Home | Posts | Without Sin – Part 1
Fair Linen is the name of the long white cloth that covers the top of an altar. It’s traditionally made of the highest quality linen available (and affordable) at the time of its purchase, and it’s not hard at all for this single liturgical item to cost upwards of $500 each.
The idea of unfair linen came to me as I was contemplating ways that the sacred and secular are frequently set in opposition to each other, rather than being considered opposite ends of a continually shifting continuum. The blog posts and media here are the place where I let my particular geek flag fly by exploring the metaphysical side of life and faith.

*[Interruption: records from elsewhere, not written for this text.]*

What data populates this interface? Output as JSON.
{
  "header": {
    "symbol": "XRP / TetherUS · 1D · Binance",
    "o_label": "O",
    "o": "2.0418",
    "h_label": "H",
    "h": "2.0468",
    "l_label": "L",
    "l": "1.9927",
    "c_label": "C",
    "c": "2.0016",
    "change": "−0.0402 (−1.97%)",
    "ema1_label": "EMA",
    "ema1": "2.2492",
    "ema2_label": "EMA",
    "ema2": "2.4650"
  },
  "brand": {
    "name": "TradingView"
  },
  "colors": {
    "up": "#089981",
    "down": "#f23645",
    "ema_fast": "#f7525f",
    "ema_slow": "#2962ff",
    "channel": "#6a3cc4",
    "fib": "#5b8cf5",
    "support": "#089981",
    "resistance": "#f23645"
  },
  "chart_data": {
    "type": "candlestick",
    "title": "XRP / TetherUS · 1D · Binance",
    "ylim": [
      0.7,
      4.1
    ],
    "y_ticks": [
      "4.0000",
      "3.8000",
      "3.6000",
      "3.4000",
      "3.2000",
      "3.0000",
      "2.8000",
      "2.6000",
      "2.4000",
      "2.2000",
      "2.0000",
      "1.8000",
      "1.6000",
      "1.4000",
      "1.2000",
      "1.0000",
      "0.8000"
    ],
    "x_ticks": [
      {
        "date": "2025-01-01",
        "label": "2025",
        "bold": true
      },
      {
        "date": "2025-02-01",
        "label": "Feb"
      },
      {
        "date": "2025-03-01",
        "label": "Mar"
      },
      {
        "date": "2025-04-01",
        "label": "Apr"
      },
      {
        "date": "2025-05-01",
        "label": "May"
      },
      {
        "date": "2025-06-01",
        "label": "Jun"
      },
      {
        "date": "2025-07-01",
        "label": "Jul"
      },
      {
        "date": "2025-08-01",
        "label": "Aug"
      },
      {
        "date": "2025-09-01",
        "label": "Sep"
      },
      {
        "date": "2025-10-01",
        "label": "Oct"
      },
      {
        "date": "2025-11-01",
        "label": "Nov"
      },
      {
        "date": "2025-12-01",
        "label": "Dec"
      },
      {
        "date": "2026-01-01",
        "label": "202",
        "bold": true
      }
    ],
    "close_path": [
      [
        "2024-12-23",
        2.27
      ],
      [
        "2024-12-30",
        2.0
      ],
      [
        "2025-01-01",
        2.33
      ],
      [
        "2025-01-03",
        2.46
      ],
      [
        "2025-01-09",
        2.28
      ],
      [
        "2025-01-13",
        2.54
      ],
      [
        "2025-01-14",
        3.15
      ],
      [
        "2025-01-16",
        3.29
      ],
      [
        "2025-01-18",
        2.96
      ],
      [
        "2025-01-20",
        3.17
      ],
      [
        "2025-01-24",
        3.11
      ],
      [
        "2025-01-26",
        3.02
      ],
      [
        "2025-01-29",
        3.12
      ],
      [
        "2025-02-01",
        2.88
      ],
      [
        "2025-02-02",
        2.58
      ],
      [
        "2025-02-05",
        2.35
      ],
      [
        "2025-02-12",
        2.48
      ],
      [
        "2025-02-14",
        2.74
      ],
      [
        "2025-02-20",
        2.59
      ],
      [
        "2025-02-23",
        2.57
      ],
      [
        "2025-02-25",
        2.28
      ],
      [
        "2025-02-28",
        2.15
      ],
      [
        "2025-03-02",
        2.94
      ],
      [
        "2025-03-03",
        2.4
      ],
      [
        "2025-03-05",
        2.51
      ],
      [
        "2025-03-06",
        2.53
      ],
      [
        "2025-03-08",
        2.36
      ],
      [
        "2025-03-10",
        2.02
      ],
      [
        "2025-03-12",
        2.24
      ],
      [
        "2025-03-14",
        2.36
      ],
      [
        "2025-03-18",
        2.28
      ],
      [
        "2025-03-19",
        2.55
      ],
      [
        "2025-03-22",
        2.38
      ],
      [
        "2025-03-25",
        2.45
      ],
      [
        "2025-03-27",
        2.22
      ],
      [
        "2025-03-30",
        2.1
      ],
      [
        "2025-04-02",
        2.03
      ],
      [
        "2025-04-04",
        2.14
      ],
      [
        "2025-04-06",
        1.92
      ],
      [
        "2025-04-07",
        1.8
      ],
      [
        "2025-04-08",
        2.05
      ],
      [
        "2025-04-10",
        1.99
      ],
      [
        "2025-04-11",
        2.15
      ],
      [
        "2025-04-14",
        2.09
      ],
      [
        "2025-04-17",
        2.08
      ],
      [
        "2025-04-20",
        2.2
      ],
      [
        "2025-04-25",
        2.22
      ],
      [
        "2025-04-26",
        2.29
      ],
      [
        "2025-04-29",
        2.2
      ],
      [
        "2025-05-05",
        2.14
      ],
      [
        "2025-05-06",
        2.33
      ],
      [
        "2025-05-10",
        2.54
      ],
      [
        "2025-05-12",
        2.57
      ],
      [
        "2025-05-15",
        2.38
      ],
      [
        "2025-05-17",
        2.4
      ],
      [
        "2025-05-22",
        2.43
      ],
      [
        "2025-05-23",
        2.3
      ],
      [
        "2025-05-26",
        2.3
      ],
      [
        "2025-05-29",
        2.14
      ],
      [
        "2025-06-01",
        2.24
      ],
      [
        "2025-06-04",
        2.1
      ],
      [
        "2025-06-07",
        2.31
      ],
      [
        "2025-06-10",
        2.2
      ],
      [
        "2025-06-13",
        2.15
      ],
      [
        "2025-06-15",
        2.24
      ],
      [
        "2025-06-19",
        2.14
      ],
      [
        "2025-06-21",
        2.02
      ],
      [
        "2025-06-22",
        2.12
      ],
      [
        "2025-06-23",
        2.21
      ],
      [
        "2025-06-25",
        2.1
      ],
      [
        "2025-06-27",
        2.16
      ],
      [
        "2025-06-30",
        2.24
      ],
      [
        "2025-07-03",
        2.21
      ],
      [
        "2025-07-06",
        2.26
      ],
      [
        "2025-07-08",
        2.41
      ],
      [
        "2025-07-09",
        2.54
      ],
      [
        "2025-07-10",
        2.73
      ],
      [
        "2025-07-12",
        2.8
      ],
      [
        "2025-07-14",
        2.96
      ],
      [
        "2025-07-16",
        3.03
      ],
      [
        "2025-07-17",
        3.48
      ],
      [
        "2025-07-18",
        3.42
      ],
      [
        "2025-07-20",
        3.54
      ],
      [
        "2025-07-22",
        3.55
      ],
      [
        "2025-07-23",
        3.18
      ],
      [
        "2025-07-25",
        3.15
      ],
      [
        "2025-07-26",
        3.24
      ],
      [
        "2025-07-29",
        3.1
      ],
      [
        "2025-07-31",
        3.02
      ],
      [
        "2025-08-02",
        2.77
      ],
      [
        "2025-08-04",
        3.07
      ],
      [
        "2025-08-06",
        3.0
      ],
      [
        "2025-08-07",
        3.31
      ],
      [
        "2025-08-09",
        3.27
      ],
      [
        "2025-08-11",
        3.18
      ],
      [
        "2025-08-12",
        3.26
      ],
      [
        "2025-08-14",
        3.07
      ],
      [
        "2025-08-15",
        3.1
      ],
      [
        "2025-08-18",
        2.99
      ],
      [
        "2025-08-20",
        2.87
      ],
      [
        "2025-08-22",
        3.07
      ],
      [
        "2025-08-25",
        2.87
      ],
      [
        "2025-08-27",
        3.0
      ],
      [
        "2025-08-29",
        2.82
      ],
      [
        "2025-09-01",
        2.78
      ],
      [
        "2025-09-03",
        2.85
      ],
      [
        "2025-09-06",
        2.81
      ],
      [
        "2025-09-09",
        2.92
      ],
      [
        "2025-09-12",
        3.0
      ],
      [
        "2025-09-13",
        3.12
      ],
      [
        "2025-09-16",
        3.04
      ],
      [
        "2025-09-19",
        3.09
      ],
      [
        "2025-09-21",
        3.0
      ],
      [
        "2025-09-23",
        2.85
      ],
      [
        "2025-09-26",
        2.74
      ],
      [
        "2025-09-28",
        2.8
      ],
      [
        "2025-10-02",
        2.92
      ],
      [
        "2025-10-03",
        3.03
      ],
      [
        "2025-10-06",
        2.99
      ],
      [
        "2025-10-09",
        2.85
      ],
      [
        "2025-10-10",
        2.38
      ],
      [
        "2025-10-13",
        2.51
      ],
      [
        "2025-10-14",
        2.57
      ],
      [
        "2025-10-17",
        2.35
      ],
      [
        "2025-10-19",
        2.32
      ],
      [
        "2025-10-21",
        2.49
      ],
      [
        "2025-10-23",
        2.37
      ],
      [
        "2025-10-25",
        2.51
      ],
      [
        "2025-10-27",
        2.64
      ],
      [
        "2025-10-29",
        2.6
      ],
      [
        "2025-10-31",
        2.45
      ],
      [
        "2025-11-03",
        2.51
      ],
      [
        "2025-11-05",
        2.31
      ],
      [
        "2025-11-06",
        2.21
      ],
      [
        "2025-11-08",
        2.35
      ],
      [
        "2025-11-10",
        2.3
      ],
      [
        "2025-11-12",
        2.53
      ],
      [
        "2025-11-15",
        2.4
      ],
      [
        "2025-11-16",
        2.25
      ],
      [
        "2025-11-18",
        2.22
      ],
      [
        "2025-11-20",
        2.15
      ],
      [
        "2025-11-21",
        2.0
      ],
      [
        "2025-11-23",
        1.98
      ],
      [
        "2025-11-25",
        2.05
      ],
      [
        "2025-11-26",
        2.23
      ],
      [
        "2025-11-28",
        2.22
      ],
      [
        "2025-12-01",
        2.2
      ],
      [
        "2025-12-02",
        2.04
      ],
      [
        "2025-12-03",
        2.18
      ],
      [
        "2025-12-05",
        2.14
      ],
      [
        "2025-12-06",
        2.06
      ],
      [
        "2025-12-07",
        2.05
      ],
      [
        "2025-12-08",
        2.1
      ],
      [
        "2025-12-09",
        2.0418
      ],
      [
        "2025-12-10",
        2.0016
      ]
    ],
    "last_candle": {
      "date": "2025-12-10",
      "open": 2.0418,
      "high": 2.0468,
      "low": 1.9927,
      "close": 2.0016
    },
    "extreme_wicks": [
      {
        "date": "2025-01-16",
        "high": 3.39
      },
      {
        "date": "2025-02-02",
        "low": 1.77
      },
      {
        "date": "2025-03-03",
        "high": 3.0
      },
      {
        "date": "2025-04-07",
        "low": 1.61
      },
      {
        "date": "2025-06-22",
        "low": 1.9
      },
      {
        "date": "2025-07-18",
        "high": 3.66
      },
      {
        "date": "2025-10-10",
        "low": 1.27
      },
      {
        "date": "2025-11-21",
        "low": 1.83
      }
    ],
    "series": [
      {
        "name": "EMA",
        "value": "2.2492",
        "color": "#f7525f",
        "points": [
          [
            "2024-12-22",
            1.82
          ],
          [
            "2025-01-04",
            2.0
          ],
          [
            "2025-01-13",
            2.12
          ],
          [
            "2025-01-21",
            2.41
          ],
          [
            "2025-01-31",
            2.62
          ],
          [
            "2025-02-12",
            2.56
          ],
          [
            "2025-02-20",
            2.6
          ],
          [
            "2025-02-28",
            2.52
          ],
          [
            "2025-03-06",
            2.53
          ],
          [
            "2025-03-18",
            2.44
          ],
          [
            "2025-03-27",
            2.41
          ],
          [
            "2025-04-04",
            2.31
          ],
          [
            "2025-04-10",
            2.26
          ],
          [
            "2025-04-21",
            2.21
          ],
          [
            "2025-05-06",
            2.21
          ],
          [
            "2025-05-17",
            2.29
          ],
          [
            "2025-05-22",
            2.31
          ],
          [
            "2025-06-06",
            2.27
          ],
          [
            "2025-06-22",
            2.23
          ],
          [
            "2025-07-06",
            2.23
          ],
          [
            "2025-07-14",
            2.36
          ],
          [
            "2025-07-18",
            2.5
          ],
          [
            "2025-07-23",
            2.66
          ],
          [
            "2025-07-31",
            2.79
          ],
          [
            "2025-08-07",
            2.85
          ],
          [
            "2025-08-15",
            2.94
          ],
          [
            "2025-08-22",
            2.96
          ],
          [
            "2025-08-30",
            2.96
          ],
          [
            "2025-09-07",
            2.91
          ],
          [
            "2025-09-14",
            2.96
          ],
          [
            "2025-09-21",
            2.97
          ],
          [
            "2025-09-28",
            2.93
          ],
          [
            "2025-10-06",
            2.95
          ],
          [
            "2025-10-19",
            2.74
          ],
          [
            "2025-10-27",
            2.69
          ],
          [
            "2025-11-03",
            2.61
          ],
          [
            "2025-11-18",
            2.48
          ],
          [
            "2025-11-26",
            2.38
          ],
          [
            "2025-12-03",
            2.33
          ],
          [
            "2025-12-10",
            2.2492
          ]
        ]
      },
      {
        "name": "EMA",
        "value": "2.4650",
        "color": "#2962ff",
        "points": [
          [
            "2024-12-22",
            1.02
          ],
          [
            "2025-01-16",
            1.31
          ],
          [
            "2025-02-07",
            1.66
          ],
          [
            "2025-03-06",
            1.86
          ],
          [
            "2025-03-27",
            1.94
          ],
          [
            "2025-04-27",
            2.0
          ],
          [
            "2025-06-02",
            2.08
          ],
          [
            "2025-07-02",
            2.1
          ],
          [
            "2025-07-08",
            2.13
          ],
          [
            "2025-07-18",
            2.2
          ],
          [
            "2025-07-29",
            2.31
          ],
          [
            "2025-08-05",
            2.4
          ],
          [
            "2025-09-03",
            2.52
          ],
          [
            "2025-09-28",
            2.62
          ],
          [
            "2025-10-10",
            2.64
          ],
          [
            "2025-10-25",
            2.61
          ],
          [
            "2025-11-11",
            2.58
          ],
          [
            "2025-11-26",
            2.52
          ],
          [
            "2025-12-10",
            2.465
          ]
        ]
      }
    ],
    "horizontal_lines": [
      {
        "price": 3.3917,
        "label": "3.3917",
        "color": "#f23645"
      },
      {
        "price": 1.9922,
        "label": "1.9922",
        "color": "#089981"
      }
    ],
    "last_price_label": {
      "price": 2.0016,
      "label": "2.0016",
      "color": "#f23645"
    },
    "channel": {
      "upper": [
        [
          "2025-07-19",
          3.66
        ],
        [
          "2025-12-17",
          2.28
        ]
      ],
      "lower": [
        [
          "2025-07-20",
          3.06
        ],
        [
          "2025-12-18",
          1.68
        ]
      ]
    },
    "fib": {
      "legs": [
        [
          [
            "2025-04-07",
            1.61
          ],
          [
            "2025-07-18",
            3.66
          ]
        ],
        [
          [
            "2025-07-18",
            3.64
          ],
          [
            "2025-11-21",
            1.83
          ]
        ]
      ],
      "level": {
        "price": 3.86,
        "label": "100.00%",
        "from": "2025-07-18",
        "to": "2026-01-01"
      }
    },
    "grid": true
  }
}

Where Sacred & Secular Meet is an expression of this interest and my theology more than (what I consider to be) a catchy tagline, because God is always creating all that is, seen and unseen. Creation didn’t happen and it won’t happen soon, it’s the ongoing and present reality of existence. My theological approach is more metaphysical than systematic. It builds from first principles and nearly always returns there.
Where God is, there is existence. Where existence is, God is. Sacred and secular are limiting terms attempting to describe the infinite, and as such, fall so short in our attempt to translate them into something we can grasp. This blog is my own attempt to explore the edges and overlap of the holy and the mundane, celebrating what’s true of both, that all that is, seen and unseen, is what God intends.